Où en sommes-nous maintenant ? En 1987, au moment de la création du GIRA, nous avions comme objectifs

… de rapprocher l’archivistique de la problématique de différentes disciplines, de fournir aux professionnels un forum de discussions axé en priorité sur la théorie, d’apporter une contribution théorique à des réflexions déjà entreprises par les milieux professionnels, de participer à l’établissement d’un programme de recherches et à la définition de ses priorités et d’intervenir auprès des décideurs sur des situations mettant en cause une problématique archivistique particulière.

GIRA, 2019b

Les chercheurs en archivistique ont fait beaucoup de chemin dans l’atteinte de plusieurs de ces objectifs. Il me semble cependant qu’il en est un sur lequel nous devrions nous concentrer pour être encore plus efficients dans toutes les recherches qui sont et seront menées dans notre domaine. Je pense à l’établissement d’un programme de recherche en archivistique et à la définition de priorités. Je suis persuadé qu’il est maintenant essentiel d’établir un véritable « agenda » de recherche qui nous permet de fixer les priorités et d’éviter l’éparpillement. Déjà en 1999, dans le rapport d’un vaste projet de recherche intitulé La formation et la recherche en archivistique dans le monde, j’évoquais avec mes collaborateurs la grande importance, voire l’urgence de doter l’archivistique d’un programme de recherche. Nous affirmions en conclusion : « Si la définition des champs de recherche à explorer fait déjà consensus, on observe des divergences quant à l’identification des thèmes à privilégier » (Couture, Martineau et Ducharme, 1999, p. 195). Ceci étant dit, sans vouloir imposer la question d’un programme de recherche en archivistique dans les échanges du présent symposium qui porte sur d’autres thèmes tout aussi intéressants, il me semble qu’il est temps de nous pencher sur l’importance de dégager un véritable programme de recherche en notre domaine et d’établir nos priorités en cette matière.

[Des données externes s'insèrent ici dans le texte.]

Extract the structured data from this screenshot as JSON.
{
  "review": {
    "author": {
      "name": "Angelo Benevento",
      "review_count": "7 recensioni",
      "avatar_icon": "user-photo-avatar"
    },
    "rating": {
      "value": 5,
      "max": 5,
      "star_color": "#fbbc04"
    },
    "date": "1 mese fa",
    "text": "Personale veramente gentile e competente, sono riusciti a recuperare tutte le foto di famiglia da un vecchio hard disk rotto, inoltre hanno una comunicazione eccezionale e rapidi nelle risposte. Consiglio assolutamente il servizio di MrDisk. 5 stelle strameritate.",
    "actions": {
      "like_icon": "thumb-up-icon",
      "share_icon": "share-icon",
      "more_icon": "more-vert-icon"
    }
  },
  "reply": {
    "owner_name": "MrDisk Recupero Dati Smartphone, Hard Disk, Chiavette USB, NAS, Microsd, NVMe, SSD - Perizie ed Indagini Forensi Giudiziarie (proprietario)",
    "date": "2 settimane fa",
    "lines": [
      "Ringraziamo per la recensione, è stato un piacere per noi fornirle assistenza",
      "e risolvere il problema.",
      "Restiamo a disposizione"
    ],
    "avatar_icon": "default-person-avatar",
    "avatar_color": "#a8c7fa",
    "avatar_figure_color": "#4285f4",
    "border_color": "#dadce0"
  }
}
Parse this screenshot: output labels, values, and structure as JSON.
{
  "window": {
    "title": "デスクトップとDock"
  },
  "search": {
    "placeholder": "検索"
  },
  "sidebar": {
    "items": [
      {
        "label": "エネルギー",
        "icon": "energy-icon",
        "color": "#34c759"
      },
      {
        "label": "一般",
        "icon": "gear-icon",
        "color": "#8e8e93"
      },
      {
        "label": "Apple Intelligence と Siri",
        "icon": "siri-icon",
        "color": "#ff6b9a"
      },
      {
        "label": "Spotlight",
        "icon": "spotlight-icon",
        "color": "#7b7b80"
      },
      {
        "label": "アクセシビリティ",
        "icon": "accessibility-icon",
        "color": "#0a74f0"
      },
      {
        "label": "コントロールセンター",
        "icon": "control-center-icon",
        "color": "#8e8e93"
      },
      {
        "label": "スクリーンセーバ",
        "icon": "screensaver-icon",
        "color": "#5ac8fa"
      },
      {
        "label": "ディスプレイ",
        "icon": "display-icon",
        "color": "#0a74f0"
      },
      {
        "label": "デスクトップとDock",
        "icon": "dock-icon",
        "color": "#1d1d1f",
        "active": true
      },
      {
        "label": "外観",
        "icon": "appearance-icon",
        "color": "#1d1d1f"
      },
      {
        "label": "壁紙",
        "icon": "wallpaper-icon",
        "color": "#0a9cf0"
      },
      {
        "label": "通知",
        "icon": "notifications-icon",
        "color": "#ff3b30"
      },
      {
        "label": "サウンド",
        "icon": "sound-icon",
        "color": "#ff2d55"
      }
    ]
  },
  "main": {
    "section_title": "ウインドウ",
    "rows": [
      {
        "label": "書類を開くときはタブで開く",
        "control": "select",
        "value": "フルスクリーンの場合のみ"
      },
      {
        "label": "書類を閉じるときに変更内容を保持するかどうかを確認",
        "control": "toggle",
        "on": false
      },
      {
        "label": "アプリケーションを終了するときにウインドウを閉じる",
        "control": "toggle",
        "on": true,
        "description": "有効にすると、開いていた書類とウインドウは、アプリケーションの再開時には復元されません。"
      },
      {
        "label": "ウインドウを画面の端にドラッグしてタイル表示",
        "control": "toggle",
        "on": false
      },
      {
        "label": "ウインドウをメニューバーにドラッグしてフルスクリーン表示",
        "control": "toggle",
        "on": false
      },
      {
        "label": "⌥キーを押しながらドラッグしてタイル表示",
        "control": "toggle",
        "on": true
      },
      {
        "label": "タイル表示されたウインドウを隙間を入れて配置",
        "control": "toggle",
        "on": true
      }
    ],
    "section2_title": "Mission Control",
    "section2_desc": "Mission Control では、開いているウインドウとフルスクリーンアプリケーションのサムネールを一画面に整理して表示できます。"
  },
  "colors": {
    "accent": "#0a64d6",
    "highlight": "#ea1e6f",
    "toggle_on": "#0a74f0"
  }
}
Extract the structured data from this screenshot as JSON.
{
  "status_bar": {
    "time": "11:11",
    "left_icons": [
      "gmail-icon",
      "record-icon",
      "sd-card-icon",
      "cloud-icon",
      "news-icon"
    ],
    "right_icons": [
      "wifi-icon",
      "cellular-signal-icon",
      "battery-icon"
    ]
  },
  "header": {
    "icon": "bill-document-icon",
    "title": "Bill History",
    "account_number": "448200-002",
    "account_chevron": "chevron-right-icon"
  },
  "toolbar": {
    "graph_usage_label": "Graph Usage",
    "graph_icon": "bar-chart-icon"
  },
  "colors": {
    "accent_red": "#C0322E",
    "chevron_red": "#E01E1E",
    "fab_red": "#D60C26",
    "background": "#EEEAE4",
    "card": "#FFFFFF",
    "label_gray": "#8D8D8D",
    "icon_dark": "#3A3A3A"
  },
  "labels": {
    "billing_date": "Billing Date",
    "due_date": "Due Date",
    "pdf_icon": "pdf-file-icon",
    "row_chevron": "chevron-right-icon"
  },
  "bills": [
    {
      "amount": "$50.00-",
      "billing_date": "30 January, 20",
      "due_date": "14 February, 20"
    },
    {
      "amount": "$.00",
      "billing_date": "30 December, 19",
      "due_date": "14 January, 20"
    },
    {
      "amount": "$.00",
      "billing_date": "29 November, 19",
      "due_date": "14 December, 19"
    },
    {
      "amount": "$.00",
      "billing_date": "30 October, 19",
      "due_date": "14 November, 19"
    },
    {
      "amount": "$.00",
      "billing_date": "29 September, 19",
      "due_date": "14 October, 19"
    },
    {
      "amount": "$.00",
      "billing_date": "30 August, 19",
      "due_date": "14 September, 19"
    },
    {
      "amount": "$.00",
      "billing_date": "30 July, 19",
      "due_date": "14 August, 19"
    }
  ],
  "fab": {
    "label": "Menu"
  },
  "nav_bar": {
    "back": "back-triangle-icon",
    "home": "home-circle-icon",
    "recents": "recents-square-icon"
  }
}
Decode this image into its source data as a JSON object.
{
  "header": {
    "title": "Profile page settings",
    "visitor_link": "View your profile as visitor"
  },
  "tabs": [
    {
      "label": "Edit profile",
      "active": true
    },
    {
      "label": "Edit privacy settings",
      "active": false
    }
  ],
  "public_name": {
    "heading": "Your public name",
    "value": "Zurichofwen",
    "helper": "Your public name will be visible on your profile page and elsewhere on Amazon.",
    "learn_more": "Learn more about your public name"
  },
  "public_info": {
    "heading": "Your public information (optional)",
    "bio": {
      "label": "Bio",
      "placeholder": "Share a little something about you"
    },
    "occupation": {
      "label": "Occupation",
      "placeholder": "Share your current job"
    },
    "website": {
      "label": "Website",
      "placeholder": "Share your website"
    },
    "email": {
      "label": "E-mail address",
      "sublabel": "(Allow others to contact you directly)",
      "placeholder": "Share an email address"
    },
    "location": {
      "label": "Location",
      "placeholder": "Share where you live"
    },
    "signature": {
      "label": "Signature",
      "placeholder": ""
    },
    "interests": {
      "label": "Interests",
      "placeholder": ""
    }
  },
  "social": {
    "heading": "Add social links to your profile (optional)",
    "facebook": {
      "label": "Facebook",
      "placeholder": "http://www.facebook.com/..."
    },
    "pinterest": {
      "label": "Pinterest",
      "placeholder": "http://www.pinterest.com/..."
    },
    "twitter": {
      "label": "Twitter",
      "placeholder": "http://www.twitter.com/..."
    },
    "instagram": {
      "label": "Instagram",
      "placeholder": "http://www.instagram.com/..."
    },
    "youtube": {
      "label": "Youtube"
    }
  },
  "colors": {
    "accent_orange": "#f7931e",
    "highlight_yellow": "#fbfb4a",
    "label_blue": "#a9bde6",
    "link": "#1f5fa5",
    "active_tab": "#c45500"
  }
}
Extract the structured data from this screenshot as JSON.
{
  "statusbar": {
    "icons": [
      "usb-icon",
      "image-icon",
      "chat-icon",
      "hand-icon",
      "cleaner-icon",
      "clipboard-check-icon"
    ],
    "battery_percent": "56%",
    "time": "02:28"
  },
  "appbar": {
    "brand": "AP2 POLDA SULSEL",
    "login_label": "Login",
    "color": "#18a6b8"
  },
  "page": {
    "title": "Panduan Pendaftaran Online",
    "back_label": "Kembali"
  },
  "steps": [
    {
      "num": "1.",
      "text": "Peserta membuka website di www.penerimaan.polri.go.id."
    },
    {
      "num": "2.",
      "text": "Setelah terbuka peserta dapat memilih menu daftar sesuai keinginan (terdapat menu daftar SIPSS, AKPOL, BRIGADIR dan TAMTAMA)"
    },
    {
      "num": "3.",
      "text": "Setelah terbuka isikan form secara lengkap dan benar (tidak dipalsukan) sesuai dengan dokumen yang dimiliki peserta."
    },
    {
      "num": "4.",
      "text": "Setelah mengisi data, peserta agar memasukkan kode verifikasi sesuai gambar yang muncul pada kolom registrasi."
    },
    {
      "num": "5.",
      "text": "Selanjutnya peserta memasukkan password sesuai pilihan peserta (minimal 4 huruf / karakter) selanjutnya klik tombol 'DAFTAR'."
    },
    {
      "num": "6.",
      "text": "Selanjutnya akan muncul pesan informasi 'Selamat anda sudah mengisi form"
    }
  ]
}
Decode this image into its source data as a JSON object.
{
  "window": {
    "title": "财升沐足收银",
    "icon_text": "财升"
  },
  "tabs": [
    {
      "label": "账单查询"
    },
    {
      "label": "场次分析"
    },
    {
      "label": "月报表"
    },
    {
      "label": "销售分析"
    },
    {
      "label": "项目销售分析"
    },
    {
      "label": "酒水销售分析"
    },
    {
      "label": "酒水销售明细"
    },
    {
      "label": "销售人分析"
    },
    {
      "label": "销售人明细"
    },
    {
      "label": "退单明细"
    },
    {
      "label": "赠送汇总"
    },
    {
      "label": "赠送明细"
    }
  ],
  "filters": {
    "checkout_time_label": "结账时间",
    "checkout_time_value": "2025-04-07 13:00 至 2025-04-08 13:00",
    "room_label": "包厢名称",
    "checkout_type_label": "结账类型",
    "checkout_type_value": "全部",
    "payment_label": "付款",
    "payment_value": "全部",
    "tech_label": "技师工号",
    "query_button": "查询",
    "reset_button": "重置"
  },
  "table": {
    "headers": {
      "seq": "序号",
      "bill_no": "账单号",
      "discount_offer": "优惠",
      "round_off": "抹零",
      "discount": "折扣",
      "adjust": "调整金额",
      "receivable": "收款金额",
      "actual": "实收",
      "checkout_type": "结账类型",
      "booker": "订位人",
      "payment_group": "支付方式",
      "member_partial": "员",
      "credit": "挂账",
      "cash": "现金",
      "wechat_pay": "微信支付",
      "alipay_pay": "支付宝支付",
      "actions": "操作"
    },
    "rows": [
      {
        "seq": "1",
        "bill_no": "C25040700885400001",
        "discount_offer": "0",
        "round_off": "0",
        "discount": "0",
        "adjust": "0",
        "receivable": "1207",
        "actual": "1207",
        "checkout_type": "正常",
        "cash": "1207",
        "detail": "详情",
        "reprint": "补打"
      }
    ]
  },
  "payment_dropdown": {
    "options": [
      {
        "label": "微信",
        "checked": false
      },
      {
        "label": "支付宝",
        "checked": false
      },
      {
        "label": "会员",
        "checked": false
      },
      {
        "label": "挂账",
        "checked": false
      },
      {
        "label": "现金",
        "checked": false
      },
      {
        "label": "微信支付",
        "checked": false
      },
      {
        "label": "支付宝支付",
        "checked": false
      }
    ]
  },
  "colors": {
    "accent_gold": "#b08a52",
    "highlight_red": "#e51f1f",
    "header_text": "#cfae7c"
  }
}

Mais revenons à ce qui nous réunit ici. Sans plus tarder, je vous souhaite à nouveau la plus cordiale des bienvenues à ce 8e Symposium du GIRA. Je suis convaincu que, comme ce fut le cas pour les sept symposiums précédents, nos échanges laisseront des traces et participeront à faire évoluer encore davantage l’archivistique dans les champs de recherche qui sont essentiels à la poursuite de son évolution.

Un excellent symposium à toutes et tous et bienvenue à nos collèges venus de loin pour nous faire profiter de leurs expériences et de leur savoir.